In this Capstone Project activity, you will demonstrate your ability to:
- Design and implement an IPv4 VLSM addressing scheme that fulfills the requirements
- Design and implement an IPv6 VLSM addressing scheme that fulfills the requirements
- Design, configure, verify, and secure EIGRP for the necessary networks
- Design, configure and verify Link Aggregation, RapidPVST+, FHRP, Port Fast, Edge Ports
- Create detailed design documentation for your proposed network
- Implement an operational network based on your network design
- Explain your implementation and demonstrate its operation
- Produce documentation of your testing and network configuration for use by others to maintain and expand the network.
You are a network engineering specialist at a consulting firm. You have been hired by a client firm (ACME International) to complete the design and setup a multisite network for their new Canadian operations. The sites client has already selected 4 sites in Canada; 2 branch offices and their head office sites. The client will link their Canadian operations to their international network via an IPSec tunnel connection over the Internet from the Canadian head office, after you have completed your work.
The client current is running an IPv4 and IPv6 dual-stack network using EIGRP routing protocol and requires that your design will be able to connect with their existing international network.
Prior to you being hired, the client had started work on the required connectivity. They have purchased the links between their offices and require you use the existing links (and only these links) in your design. In addition, all equipment you have available to you has also been purchased. The client is providing you with 5 routers and 4 Gigabit Ethernet switches (One router will be setup as your Internet cloud – configure a loopback address of 184.108.40.206/32 to emulate the ISP connection). All routers have 2 Gigabit Ethernet ports and 2 Serial ports. Each switch has 24 Gigabit Ethernet ports. You are allowed to deploy this equipment as you need to meet the requirements from the client.

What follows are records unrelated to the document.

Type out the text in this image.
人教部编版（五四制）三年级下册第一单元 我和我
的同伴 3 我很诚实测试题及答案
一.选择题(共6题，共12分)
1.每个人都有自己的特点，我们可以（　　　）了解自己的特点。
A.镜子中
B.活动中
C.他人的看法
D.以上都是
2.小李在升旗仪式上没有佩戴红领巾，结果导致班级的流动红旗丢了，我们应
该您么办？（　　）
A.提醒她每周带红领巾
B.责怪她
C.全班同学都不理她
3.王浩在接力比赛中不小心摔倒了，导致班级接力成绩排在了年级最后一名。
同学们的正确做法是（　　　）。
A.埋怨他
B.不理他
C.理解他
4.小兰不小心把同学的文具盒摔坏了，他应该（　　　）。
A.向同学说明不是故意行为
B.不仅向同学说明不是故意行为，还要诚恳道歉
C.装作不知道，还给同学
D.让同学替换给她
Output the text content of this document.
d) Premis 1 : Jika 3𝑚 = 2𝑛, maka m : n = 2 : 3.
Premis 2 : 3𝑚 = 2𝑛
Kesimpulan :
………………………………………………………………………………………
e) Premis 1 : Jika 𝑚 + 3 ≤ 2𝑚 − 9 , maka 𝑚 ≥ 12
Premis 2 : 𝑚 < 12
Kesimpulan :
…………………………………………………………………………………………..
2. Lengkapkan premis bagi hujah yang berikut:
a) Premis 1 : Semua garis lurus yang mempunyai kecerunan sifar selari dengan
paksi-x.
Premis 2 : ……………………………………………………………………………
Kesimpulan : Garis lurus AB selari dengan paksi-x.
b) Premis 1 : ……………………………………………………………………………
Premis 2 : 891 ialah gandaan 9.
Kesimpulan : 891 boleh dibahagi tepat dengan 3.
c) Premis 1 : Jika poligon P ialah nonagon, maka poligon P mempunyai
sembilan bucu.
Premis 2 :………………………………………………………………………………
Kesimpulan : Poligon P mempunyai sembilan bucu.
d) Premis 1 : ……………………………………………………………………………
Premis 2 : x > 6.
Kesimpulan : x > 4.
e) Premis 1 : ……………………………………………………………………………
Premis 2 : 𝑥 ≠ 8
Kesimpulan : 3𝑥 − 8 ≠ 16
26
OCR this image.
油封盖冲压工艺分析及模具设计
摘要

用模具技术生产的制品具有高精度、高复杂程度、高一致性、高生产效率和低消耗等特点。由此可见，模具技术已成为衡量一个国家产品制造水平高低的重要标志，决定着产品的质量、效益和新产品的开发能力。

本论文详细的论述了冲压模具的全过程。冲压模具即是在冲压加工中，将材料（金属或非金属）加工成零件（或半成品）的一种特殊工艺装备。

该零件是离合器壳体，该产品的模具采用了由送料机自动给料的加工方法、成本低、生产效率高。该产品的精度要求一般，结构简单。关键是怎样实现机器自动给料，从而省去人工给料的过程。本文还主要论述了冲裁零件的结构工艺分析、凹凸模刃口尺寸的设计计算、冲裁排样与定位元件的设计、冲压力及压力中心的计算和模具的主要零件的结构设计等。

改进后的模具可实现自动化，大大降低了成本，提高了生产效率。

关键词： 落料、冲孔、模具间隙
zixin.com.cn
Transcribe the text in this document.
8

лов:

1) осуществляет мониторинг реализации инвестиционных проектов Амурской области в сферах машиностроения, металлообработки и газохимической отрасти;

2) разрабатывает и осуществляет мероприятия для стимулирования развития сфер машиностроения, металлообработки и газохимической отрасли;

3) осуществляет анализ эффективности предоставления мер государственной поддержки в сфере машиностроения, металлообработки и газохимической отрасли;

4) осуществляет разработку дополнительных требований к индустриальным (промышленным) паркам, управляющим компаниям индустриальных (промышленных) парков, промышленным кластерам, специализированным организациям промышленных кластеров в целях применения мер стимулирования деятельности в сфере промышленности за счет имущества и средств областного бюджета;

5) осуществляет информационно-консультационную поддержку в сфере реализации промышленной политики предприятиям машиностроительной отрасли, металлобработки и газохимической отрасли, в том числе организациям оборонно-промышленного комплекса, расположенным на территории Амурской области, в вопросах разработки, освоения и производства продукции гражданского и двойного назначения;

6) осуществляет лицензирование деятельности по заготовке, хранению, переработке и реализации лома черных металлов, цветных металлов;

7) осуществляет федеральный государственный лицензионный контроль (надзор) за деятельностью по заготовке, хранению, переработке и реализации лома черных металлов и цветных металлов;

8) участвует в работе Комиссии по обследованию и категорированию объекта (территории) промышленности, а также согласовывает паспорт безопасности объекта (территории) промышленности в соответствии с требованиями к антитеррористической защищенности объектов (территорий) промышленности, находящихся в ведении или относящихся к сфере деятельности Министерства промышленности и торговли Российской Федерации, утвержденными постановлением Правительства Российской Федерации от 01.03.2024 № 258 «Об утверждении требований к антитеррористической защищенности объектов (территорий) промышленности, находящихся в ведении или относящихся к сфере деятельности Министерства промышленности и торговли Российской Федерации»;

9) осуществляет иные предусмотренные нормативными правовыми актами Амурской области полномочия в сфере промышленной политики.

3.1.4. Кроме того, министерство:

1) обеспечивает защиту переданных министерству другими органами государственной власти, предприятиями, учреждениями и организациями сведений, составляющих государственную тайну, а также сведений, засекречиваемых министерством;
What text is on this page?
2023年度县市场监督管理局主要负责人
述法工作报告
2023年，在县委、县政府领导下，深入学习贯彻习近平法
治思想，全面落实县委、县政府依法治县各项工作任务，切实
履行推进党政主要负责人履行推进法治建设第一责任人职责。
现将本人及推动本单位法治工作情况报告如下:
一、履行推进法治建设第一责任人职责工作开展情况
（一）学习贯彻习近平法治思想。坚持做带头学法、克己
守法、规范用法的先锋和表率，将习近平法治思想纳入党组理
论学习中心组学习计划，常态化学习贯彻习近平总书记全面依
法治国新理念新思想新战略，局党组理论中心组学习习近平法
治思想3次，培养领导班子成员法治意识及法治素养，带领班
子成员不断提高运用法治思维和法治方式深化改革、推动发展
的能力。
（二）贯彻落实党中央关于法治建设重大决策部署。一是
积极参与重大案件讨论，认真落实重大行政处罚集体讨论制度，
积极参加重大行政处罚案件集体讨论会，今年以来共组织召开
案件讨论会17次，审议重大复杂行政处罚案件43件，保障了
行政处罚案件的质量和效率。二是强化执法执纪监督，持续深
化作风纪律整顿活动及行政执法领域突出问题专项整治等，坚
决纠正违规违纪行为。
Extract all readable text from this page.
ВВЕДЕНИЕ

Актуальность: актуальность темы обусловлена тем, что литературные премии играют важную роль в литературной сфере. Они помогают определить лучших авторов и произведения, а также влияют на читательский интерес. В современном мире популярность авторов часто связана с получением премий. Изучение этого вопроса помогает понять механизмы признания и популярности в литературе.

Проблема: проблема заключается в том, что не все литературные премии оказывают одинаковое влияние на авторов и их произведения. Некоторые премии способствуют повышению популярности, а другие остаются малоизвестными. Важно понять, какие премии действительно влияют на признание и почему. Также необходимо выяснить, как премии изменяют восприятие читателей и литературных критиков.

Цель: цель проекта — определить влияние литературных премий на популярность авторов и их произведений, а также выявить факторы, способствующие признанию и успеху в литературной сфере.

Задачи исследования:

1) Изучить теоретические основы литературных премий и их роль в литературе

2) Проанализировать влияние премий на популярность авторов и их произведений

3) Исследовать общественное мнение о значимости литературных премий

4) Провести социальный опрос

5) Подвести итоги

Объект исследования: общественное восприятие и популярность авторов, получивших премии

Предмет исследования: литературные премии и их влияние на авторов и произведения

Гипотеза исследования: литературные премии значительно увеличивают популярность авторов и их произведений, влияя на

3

The client company has its head office in Oshawa, ON. The HQ is spread out between 2 buildings that are across from each other. HQ1 hosts the organizations various departments, while HQ2 hosts the organization Data Centre. They have purchase leased lines (serial connections) between the Head office locations and their 2 Branch Offices – one located in Thunder Bay, ON and the other located in Sudbury, ON. They have also purchased a Metro
Ethernet link between Sudbury and Thunder Bay. To accommodate for maximum redundancy – the organization has addition Metro Ethernet links available – you are asked to use these at your discretion to ensure that you do not have any single point of failure between any the various locations. The company wishes to make ongoing use of all paths between facilities even though they may not be the same bandwidth. Finally, the Internet connectivity for all sites is being provided through the head offices and is provided through a pair leased line (serial) connections at 1024kbps. Use the IP addresses 220.127.116.11/32 and 18.104.22.168/32 respectively to connect to the ISP. A default static route for all non-local traffic should be provided and redistributed throughout the network.
Each site is required to support a different number of end-user systems. The numbers provided do not include IP addresses for any required networking equipment. The company policy dictates that the last 5 IP address within each segment be utilized for equipment addressing.
Implement the network you have designed.
The client has provided additional details to assist as you configure the network.
1) Advertise directly connected networks (IPv4 & IPv6) using the wildcard mask.
2) Disable automatic summarization.
3) Disable routing updates where appropriate.
4) Modify the EIGRP hello-timers.
5) Modify the bandwidth of the interfaces.
6) Require EIGRP authentication on all routers. (Bonus)
7) Configure accurate link speeds as outlined in the network design. Implement load balancing where appropriate as outlined in the design.
Configure network security to the client requirements
1) Configure all passwords as encrypted.
2) Require a username and password for all login.
3) Restrict access to the console connection.
4) Restrict access to the VTY connections.
a) Allow SSHv2 connections only. (Use the company domain acme.com)
b) Allow connections originating only from the Head offices network.
5) Disable AUX port access.
6) Configure a banner warning.
7) Close all switch ports not in use. (For this assignments, Ports 22 - 24 are not to be used)
8) Register the first two MAC address learnt per open switch port. Attempts by other devices to use the open switch port must be logged and violations counted but the port should not stop functioning.
Verify the network.
1) Validate connectivity between all networks and devices.
2) Validate dynamic routing functionality through routing tables and traceroutes. Use at least five commands to verify dynamic routing configuration.
3) Verify all security restrictions have been correctly implemented.